La chica de la larga cabellera de rizos tostados solía pasearse por las faldas del Montdúver. Ojos de pantera brillaban tras las chispeantes y kilométricas pestañas. Cogía impulso en las pendientes, ocultaba el sol con su melena y, grácilmente, aterrizaba sobre la blanca alfombra que viste la silueta del Mediterráneo. Se sacudía la arena con sensuales movimientos de oro... y millares de partículas giraban en todas las direcciones del Universo. Luego, clavaba su pícara mirada en quien quiera que fueses y, sonriendo, se zambullía en el añil y verde mar, con un sordo chapoteo.
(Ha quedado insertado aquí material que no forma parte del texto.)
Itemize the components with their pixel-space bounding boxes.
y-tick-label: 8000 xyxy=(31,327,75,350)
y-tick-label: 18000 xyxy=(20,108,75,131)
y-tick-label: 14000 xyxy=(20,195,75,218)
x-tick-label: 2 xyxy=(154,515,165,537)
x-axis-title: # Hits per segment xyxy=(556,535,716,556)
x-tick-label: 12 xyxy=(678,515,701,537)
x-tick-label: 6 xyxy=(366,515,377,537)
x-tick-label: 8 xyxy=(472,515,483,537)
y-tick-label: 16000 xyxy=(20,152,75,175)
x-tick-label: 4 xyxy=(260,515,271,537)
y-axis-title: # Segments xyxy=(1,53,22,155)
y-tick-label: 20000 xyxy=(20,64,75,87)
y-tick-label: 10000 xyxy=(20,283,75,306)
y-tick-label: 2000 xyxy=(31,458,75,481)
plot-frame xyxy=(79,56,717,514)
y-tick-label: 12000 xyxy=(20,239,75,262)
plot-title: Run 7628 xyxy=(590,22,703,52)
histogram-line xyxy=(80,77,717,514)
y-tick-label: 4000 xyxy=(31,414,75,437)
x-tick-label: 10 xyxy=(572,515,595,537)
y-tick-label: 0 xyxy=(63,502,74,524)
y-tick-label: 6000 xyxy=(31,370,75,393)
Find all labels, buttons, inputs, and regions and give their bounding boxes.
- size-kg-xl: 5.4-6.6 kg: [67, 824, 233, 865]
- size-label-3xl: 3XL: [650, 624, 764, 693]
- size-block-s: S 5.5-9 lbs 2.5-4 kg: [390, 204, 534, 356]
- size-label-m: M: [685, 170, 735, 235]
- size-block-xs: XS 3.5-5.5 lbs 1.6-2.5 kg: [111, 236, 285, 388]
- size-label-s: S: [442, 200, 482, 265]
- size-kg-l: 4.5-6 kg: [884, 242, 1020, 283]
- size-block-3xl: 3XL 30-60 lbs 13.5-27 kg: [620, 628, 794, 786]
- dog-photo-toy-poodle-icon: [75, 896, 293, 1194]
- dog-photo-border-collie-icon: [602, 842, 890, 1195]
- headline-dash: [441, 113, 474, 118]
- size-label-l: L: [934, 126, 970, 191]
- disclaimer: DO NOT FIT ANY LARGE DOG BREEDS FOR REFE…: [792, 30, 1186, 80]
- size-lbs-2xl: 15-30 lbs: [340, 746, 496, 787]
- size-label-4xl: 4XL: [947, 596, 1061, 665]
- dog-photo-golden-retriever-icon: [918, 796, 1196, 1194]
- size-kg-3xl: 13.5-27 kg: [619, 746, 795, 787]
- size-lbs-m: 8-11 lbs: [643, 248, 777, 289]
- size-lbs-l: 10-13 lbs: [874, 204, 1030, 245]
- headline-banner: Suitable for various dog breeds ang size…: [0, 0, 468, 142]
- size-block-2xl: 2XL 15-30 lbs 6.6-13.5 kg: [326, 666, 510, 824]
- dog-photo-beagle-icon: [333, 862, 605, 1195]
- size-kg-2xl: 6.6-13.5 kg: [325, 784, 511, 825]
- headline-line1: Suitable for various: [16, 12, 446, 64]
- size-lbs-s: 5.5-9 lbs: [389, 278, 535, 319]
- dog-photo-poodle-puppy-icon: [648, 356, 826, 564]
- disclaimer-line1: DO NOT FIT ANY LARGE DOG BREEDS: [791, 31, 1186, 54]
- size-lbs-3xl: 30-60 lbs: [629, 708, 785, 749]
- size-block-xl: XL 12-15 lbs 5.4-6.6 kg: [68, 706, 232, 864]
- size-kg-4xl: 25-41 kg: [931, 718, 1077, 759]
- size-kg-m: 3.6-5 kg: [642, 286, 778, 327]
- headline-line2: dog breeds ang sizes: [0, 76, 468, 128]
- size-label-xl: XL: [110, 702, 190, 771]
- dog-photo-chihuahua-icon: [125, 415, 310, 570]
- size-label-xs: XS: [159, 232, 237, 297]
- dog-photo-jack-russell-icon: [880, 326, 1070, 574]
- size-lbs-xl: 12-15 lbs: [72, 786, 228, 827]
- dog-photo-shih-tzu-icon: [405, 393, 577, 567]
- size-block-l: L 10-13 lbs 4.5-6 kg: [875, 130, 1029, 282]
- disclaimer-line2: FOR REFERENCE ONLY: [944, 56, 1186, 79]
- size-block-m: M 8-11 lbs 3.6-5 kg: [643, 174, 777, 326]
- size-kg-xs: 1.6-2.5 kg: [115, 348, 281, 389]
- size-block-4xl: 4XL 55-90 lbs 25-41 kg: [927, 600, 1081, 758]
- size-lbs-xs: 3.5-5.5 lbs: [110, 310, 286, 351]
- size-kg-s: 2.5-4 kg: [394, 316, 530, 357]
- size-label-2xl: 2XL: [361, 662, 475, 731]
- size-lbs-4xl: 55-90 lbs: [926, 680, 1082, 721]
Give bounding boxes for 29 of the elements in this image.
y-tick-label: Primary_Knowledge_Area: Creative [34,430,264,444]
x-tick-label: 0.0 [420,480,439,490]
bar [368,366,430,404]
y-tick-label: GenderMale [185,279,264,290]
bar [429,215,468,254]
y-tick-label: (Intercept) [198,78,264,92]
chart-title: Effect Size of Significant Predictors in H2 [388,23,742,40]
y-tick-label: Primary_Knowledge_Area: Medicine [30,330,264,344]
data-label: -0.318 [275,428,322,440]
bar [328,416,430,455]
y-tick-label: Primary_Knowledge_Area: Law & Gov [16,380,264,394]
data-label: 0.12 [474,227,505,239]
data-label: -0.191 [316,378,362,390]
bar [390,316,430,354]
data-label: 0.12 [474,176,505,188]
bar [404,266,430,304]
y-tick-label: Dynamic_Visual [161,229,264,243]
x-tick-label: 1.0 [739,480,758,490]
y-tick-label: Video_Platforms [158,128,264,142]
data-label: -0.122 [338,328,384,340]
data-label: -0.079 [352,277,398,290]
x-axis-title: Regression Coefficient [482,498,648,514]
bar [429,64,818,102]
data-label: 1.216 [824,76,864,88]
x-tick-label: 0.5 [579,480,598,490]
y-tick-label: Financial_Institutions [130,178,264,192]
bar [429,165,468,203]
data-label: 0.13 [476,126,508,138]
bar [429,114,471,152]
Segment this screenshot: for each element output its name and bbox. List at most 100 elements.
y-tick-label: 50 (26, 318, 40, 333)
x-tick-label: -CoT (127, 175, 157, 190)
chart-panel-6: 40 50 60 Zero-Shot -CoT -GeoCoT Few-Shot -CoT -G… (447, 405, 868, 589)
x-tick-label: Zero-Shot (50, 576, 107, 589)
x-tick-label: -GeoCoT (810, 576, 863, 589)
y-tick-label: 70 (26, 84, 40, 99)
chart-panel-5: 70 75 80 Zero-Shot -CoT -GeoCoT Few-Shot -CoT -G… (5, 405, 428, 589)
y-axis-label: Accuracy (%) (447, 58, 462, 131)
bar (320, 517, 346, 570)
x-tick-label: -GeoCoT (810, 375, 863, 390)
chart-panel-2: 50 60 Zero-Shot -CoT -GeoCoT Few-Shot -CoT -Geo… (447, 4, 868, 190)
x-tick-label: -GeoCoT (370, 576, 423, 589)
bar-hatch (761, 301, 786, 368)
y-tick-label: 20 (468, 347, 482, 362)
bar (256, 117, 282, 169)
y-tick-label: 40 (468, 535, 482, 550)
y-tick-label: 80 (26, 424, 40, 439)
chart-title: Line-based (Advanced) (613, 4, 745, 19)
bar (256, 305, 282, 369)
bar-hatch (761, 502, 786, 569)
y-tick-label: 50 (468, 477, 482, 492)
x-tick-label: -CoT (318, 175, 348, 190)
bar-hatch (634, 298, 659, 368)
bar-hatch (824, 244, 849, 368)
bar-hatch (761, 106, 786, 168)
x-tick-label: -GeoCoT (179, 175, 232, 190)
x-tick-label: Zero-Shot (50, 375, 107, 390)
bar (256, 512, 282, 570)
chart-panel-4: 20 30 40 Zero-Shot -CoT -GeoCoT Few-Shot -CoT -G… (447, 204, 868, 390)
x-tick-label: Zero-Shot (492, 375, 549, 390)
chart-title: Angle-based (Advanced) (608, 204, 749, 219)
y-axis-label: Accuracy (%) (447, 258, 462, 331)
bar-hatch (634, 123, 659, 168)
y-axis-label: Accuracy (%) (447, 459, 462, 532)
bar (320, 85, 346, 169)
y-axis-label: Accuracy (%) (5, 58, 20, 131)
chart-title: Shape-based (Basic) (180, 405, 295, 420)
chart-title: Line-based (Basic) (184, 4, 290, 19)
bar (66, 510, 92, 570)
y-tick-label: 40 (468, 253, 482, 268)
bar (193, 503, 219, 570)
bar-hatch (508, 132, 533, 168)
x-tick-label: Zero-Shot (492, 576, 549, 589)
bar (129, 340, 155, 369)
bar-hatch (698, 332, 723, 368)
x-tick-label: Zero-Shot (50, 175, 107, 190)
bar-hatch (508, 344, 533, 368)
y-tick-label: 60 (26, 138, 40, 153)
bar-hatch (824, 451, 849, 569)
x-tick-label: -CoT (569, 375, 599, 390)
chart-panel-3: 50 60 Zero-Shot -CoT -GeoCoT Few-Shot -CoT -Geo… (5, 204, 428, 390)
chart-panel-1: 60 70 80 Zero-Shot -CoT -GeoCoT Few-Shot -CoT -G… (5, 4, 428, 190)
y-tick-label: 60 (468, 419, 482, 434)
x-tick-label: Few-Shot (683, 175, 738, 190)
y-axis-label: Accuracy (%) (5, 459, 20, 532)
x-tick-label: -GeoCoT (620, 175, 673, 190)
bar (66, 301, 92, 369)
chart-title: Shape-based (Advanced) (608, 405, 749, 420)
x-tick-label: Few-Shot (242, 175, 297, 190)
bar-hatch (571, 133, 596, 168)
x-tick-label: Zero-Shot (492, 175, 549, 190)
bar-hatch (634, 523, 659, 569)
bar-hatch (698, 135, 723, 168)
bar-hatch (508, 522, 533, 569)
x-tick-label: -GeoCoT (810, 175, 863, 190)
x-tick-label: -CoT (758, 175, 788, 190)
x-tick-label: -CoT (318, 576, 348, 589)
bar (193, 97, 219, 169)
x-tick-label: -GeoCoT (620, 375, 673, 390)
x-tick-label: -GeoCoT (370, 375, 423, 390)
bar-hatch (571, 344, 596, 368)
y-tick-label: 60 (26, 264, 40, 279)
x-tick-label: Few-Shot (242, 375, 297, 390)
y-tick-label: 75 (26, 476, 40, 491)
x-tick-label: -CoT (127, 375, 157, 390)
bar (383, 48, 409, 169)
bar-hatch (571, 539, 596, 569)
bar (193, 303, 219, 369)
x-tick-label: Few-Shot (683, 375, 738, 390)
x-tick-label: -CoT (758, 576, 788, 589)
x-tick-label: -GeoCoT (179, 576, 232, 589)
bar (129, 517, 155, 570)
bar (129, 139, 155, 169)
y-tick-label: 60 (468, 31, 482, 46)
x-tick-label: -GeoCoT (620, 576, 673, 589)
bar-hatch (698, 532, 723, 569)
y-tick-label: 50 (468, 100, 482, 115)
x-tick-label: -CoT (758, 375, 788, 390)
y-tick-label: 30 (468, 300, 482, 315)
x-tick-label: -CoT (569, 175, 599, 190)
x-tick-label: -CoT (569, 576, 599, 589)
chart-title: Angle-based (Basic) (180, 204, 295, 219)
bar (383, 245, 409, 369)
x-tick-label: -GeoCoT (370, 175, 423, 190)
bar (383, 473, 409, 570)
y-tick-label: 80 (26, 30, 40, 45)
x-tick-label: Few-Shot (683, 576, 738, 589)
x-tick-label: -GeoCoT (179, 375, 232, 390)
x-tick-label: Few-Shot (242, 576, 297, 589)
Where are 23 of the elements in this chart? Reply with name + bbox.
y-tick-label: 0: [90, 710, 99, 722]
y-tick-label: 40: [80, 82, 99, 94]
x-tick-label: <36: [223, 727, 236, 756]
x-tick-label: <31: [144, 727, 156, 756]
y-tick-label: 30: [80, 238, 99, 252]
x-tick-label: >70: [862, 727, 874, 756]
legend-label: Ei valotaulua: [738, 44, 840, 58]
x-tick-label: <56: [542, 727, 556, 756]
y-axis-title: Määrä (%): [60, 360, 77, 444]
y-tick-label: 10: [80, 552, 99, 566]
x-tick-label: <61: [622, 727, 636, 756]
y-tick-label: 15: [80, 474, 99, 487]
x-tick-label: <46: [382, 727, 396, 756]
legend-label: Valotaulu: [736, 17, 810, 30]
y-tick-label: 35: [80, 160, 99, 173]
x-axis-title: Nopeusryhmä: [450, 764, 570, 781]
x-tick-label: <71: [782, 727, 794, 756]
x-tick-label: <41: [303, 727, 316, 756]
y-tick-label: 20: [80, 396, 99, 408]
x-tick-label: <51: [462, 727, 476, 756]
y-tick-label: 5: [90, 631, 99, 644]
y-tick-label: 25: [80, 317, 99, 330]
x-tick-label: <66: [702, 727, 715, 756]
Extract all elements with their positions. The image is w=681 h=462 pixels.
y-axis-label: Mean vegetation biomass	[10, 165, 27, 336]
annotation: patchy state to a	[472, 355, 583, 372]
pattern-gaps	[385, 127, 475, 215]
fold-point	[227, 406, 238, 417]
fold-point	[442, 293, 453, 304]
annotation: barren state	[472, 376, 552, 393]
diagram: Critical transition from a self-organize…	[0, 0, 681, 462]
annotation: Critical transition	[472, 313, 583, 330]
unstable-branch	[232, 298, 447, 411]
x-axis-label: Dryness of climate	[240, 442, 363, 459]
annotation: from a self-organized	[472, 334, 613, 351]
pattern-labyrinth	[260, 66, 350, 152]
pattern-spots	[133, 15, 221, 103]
Y con cada una de sus brazadas del oleaje surgían centenares de mariposas. Y las mariposas eran de todos los colores del Universo.
Los recuerdos atribulan, aunque no sólo. Los dolorosos cuesta sacárselos de la cabeza. Con tiempo y esfuerzo pueden sepultarse, malamente, pero siempre hay algo que los hace aflorar. Y desgarran muchas facetas, muy adentro. Los felices son aún peores.
Me hubiera gustado escribir la continuación de la historia de la hiedra moribunda. De verdad. Pero ha sido reemplazada por una rolliza planta de Aloe Vera.